The movie’s simplistic approach to mental illness is not really a fault of the movie, because it has no interest in being about insanity. It is about a free spirit in a closed system. Nurse Ratched, who is so inflexible, so unseeing, so blandly sure she is right, represents Momism at its radical extreme, and McMurphy is the Huck Finn who wants to break loose from her version of civilization. The movie is among other things profoundly fearful of women; the only two portrayed positively are McMurphy’s hooker friends Candy and Rose. I mean this as an observation, not a criticism.

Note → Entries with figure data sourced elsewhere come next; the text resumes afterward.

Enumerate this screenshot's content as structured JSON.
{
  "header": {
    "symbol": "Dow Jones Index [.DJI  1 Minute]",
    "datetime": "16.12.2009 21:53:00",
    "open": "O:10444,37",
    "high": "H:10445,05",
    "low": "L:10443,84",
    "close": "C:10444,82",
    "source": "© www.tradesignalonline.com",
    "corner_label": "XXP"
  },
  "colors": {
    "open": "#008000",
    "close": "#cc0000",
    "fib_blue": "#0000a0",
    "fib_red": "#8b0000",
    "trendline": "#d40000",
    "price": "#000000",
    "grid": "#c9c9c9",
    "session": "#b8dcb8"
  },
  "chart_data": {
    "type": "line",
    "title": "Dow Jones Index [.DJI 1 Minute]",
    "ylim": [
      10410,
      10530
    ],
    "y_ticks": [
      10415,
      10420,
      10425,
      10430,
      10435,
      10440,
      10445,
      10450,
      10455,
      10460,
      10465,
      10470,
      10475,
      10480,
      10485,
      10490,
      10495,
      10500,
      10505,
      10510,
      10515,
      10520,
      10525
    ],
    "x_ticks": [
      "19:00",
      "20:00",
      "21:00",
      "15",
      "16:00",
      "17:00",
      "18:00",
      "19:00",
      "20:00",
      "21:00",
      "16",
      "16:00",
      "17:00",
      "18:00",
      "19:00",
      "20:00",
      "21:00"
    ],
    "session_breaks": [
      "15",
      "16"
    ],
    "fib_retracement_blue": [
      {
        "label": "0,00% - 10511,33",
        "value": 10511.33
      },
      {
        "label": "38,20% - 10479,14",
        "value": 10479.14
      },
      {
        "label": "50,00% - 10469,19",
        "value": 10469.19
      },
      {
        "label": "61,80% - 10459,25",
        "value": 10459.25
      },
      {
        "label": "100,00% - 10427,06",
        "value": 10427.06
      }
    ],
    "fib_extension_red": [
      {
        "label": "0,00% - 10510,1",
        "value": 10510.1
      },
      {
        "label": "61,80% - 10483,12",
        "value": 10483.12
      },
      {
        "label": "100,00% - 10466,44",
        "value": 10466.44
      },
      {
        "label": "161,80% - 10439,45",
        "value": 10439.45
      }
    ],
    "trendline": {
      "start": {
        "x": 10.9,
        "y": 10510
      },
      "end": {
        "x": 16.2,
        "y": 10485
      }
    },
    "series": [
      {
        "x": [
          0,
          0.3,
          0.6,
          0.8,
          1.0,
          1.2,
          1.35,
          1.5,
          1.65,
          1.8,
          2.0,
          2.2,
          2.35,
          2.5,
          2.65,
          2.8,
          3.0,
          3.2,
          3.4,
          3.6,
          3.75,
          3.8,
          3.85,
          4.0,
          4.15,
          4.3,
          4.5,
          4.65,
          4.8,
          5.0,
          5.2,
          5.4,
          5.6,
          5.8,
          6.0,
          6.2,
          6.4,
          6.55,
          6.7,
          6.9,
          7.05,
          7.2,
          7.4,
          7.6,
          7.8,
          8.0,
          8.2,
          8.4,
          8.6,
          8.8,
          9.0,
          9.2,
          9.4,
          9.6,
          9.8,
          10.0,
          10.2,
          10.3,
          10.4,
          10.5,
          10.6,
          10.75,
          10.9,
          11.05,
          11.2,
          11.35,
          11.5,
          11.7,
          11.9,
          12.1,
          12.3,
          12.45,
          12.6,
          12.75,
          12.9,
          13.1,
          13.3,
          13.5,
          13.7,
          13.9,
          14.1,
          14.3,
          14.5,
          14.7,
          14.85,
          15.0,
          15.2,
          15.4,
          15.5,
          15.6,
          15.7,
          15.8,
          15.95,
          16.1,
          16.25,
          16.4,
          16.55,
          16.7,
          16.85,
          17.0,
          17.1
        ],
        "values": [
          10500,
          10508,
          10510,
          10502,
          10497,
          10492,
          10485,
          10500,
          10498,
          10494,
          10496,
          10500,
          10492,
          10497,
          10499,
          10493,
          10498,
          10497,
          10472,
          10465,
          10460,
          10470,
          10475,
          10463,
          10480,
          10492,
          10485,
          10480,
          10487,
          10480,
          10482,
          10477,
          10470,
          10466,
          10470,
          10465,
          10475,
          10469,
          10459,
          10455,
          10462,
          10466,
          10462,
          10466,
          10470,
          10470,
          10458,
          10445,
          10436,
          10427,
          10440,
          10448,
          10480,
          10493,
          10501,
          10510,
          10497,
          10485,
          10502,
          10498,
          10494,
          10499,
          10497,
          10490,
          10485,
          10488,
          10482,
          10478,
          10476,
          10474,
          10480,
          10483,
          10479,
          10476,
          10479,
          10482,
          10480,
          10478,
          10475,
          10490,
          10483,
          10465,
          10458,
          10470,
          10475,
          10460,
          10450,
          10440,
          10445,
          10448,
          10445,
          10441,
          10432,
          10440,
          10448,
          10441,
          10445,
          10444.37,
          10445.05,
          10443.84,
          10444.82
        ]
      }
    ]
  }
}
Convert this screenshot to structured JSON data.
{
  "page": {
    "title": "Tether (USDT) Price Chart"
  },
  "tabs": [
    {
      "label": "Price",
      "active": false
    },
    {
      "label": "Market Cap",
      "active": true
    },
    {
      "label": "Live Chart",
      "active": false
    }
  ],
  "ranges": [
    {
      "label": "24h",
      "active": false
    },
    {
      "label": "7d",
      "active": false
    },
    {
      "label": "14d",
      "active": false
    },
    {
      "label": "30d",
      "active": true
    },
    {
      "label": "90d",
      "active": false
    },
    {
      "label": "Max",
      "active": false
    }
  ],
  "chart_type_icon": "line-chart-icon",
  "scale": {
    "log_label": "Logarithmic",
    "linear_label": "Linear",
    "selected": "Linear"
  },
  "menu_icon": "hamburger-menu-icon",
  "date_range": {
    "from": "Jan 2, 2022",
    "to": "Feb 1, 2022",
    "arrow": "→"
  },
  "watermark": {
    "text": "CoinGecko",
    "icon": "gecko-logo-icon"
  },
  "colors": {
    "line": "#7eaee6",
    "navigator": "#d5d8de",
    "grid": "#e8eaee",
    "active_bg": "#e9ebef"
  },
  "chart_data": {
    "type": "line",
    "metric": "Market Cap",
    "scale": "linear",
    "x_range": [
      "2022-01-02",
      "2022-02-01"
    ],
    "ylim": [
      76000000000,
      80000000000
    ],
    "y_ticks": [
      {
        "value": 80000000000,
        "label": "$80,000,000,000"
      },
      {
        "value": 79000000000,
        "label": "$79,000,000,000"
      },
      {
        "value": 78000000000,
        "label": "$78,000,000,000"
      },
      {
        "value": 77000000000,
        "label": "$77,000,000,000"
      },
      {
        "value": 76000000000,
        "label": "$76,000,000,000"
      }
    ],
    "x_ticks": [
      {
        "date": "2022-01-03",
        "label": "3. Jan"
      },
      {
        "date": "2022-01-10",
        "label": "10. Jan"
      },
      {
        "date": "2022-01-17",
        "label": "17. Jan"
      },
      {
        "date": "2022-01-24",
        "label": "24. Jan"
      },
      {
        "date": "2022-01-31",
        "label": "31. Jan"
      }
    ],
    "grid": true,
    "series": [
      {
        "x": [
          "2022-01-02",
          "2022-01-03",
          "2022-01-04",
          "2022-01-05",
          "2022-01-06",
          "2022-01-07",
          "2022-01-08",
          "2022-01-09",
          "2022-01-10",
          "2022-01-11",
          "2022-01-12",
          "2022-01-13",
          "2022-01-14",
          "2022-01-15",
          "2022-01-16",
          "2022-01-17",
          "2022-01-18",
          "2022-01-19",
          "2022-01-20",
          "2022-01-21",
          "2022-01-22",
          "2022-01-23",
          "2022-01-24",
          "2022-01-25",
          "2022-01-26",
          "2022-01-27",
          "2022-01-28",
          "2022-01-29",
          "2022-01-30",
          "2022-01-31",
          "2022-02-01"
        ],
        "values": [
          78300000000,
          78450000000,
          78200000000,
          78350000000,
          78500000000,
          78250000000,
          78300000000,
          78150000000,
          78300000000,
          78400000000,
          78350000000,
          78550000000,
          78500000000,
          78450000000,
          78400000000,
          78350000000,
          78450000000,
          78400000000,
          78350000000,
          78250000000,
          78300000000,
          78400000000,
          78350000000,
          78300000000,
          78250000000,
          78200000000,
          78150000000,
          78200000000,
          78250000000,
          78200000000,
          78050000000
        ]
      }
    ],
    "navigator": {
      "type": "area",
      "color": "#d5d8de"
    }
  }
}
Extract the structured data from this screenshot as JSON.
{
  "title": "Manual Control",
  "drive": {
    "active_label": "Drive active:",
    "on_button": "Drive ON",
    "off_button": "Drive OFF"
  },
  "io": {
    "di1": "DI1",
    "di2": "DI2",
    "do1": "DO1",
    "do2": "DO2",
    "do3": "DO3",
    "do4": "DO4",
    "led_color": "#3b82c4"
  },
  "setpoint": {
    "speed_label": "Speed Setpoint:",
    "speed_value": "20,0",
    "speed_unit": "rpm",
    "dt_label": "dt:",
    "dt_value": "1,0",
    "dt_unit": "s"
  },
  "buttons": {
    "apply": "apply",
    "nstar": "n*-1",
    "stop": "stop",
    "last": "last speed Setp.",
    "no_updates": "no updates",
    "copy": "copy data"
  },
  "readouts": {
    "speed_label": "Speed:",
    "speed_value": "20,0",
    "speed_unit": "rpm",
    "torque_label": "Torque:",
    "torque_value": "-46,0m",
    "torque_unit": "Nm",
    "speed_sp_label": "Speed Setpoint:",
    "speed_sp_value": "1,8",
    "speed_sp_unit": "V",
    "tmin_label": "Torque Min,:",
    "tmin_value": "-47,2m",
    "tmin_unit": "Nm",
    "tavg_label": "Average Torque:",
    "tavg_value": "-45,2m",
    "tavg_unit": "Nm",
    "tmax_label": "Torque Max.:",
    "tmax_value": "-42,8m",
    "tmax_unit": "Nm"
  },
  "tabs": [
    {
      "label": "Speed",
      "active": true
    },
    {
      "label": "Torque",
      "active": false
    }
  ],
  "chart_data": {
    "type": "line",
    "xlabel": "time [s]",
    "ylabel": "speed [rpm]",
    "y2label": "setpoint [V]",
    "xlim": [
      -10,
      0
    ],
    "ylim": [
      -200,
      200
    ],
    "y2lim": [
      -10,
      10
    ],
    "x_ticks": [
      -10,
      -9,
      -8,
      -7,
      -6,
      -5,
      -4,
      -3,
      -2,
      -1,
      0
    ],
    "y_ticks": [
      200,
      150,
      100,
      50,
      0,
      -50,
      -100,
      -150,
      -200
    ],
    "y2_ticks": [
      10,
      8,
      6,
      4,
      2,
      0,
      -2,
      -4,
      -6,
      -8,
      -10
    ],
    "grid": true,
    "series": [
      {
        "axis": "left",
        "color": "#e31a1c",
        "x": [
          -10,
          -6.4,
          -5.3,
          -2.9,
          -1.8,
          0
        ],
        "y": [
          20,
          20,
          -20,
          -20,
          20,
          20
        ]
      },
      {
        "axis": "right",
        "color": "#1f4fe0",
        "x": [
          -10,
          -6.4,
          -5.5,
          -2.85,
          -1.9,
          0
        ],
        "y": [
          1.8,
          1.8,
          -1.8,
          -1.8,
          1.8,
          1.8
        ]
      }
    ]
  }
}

Is “One Flew Over the Cuckoo’s Nest” not a great film because it is manipulative, or is it great because it is so superbly manipulative? I can see it through either filter. It remains enduringly popular as an anti-establishment parable, but achieves its success by deliberately choosing to use the mental patients as comic caricatures. This decision leads to the fishing trip, which is at once the most popular, and the most false, scene in the movie. It is McMurphy’s great joyous thumb in the eye to Ratched and her kind, but the energy of the sequence cannot disguise the unease and confusion of men who, in many cases, have no idea where they are, or why.
Consider by comparison the quiet, late-night speech by the Chief (Will Sampson), who speaks of his father. This is a window into a real character with real problems, who has chosen to be considered deaf and mute rather than talk about them. McMurphy’s treatment works for him, and leads up to the sad perfection of the very final scenes–during which, if he could see them, McMurphy would be proud of his star pupil.